The reality that Hollywood produces repetitive music is undeniable. But this metaphor applies to more than the music side of Hollywood. Someone might easily create a video called 100 movies, one story. My daughter noticed it when she was only 7 years-old, “All the movies are the same,” she observed rather offhandedly, “they just change the characters and the setting.” Of course, Joseph Campbell wrote The Hero With A Thousand Faces to point out this exact reality. George Lucas used Campbell’s book to help him create Star Wars. The stories that worked in ancient mythology still work today. For Hollywood, it might be stated, the stories that sold yesterday will sell again today. And so they do–or sometimes don’t–it doesn’t matter to Hollywood because it’s all they’re willing to do for the most part.
When it’s done well, people rarely notice, but when TV show after TV show seem to repeat the same plots, same jokes, same contrived situations movie after movie, song after song, is there any question why Hollywood’s main demographic is 18-27? They need people who haven’t seen all the stories already–or who aren’t paying attention too closely–perhaps too caught up in the special effects.

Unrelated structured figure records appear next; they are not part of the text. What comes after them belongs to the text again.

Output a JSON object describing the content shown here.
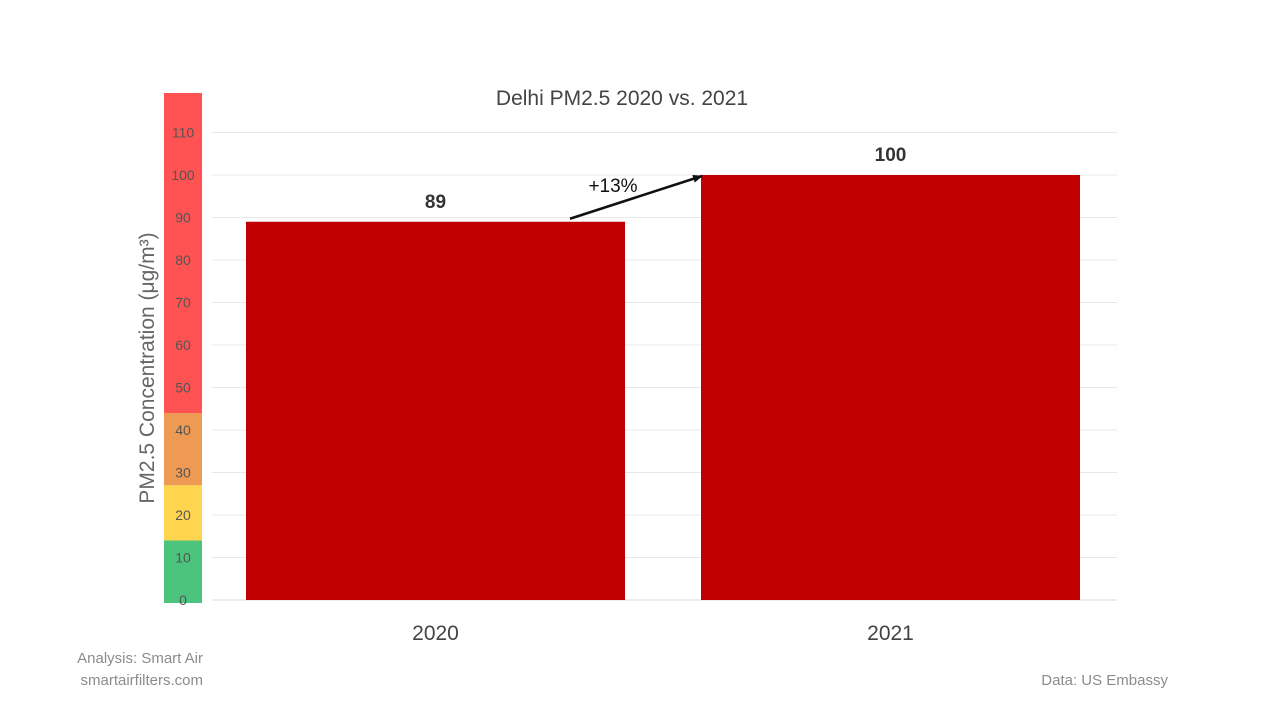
{
  "chart_data": {
    "type": "bar",
    "title": "Delhi PM2.5 2020 vs. 2021",
    "categories": [
      "2020",
      "2021"
    ],
    "values": [
      89,
      100
    ],
    "data_labels": [
      "89",
      "100"
    ],
    "ylabel": "PM2.5 Concentration  (μg/m³)",
    "ylim": [
      0,
      110
    ],
    "yticks": [
      0,
      10,
      20,
      30,
      40,
      50,
      60,
      70,
      80,
      90,
      100,
      110
    ],
    "grid": true,
    "bar_color": "#c00000",
    "annotation": {
      "text": "+13%",
      "from_category": "2020",
      "to_category": "2021"
    },
    "aqi_bands": [
      {
        "from": 0,
        "to": 14,
        "color": "#4cc47d"
      },
      {
        "from": 14,
        "to": 27,
        "color": "#ffd54f"
      },
      {
        "from": 27,
        "to": 44,
        "color": "#ee9a55"
      },
      {
        "from": 44,
        "to": 120,
        "color": "#ff5252"
      }
    ]
  },
  "footer": {
    "analysis": "Analysis:  Smart Air",
    "website": "smartairfilters.com",
    "source": "Data: US Embassy"
  }
}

What’s this mean for writers and creators? It means don’t be too original if you want to sell your idea to Hollywood. If it’s too new–if it doesn’t use the same 4 chords–they won’t be able to play it in Hollywood. Of course, that doesn’t mean you can’t do your content independently. Part of deciding on whether or not to put your time and energy into breaking into Hollywood is deciding whether Hollywood will let you do what you want to do once you get here. If you have a bunch of new melodies to add to those four chords, Hollywood is waiting for you. If not, you may want to look elsewhere because although there’s a certain glamor to Hollywood, that glamor fades quickly for the artist trapped in creative monotony.